Quarter Lifers, this one is for you — I hope by the end of this you will have a fresh ambition to travel, or a reignited desire to get out and explore as much of this beautiful world as you can.
For those who have traveled, it’s hard to explain. For those who haven’t, it’s hard to distinguish it’s importance.
Many people spend their lives dreaming of globetrotting, but never do it. Some have ties at home that can’t be avoided. Others simply have different priorities. But if there is one thing in this life that I would encourage you to do — it’s travel.
Growing up in the so called ‘millennial’ generation, we were exposed to the advancement of technology and the evolution of social media. Which developed and grew so quickly that it became normal for pre-teens to have smartphones and tablets when all we had was super soakers and yo-yos.
How times change.
The worlds first cell phone call was made in 1973. Barcodes weren’t used until a year later in 1974. The first portable music player was invented in the 1980s. The ‘World Wide Web’ was launched in 1989. Facebook was invented in a dorm room in 2004, yet didn’t become readily available for public use until 2006. And now? You can pay for your shopping with your iPhone. Staggering.
With that, the ability to travel has become much easier and a lot more attractive to what I describe as ‘Quarter Lifers’; anyone in their twenties who find life mundane and uninteresting.
And not only is travel easier and more accessible, it has become a common thing to do when preparing for the transition from ‘Quarter Life’ to ‘real adulting’.
Maybe for those people like me, travel is an escape from the harsh reality of routine and normality.
From my experience of traveling, I have found that being completely thrust in to an unfamiliar environment has been the making of who I am as a person.
The first time I traveled, I went to London for a few weeks. Not really a big deal for some people, but for me it was a massive learning experience that prepared me for the big bad world.
5 years later, I’ve lived and worked on three continents, job hopping every few months in the hope of earning enough money to go on another adventure.
You see, for those who travel, it is a breakaway from the routine of normal life. Some may describe traveling as a journey, and in my eyes, I see it as not just a physical journey, but also a personal one.
When people come back from traveling, they have stories that they will be able to tell their grandchildren, and memories that will be etched in their hearts for the rest of their lives.
They have experienced things that some people may never experience in a lifetime, because they took a risk and packed their suitcase, leaving everything and everyone behind in search for more.

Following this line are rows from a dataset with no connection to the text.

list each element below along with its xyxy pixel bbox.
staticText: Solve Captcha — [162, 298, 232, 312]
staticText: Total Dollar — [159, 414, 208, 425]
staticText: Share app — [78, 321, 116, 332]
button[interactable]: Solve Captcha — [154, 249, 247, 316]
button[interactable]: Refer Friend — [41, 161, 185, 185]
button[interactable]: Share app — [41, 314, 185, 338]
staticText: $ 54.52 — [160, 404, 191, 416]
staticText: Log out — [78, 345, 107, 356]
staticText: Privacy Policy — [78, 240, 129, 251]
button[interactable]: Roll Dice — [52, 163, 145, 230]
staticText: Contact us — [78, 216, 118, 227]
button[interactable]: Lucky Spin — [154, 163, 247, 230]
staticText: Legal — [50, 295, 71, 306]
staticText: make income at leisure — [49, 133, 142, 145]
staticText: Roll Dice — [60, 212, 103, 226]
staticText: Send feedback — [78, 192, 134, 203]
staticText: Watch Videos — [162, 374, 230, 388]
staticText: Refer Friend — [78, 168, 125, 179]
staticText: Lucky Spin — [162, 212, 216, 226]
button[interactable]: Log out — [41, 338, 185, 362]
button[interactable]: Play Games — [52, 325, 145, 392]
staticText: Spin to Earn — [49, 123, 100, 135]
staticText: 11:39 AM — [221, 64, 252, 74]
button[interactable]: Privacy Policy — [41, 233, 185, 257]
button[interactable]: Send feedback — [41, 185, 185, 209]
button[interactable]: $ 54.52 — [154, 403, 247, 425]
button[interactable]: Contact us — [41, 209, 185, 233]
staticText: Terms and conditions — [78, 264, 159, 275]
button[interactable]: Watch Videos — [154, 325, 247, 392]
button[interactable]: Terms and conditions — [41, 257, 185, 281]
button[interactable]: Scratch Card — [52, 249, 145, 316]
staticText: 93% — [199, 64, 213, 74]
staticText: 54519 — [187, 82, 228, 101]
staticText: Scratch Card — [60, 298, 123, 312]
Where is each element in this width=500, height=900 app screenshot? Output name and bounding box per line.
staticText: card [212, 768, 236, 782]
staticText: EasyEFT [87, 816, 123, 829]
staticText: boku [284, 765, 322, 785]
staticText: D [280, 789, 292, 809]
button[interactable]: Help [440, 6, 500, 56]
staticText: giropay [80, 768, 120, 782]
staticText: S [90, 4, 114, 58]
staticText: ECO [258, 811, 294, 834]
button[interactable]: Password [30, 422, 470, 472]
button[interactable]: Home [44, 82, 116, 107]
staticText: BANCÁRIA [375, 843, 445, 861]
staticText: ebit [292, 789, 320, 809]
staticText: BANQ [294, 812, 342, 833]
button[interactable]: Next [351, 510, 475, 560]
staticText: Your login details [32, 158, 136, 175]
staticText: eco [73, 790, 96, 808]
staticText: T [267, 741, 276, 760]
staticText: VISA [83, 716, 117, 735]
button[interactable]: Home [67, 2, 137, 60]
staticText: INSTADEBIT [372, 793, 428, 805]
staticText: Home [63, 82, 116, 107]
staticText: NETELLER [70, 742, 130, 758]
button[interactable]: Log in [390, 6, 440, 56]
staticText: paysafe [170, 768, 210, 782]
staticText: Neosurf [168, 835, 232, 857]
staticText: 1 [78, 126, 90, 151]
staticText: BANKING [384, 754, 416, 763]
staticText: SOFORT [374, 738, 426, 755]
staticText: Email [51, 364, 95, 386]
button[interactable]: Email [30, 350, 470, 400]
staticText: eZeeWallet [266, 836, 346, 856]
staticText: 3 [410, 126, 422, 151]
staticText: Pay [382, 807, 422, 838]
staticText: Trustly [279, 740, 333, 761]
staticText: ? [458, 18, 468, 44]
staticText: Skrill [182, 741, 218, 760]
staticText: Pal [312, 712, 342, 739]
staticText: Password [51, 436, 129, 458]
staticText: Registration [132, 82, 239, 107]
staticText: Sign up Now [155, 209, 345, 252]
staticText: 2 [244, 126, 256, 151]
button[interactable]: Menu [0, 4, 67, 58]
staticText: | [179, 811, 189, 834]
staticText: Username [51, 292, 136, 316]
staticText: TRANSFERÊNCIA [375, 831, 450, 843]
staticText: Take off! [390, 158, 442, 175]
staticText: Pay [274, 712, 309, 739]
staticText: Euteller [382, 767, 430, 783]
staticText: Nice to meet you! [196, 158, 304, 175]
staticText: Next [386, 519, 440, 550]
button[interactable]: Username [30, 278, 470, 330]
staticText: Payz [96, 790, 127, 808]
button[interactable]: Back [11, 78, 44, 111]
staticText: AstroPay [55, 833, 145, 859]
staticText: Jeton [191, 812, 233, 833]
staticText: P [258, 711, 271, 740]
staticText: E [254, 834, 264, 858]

In search of more than normality and routine; in search of new cultural experiences and friendships that will stand the test of time.
Completely exposing themselves in places that are unfamiliar, but places that when they leave, they long to return to.
For those who travel, they bring themselves on a personal journey that will never really end, because there will always be that hunger for more adventure. And one could be forgiven for always dreaming of where they will go next.
Traveling can uncover one’s purpose and help you realise what you want to do with your life — it is one of the greatest investments you can make in yourself, personally and professionally.
It helps you to understand how wonderful home is — when you’ve been away from the surroundings that you’re used to, it’s nice to return and enjoy the familiarity of home life.
And if you travel to an underprivileged country or work in an disadvantaged society, then you will realise how luxurious it is to have a warm bed, clean clothes and running water.
If you travel to a country in which your mother tongue is not commonly used, then it can be difficult to adapt and get used to your surroundings.
In reality, traveling the world is a blessing, and as the famous saying goes, ‘the world is a book, and those who do not travel only read one page’. Write your own book — record your adventures, and one day you’ll look back at them with pride and happiness in the knowledge that you were not afraid to be different or take risks.
And you will realise that your life journey will be best measured in memories and friendships rather than miles and distance.
At the tender age of 24, one would hope they have their whole lives in front of them and have plenty of time to focus on their family and career.
But in reality, the longing for travel is something that truly stays with you for life. It will never go away, and it is only going to be cured by exploration and adventure.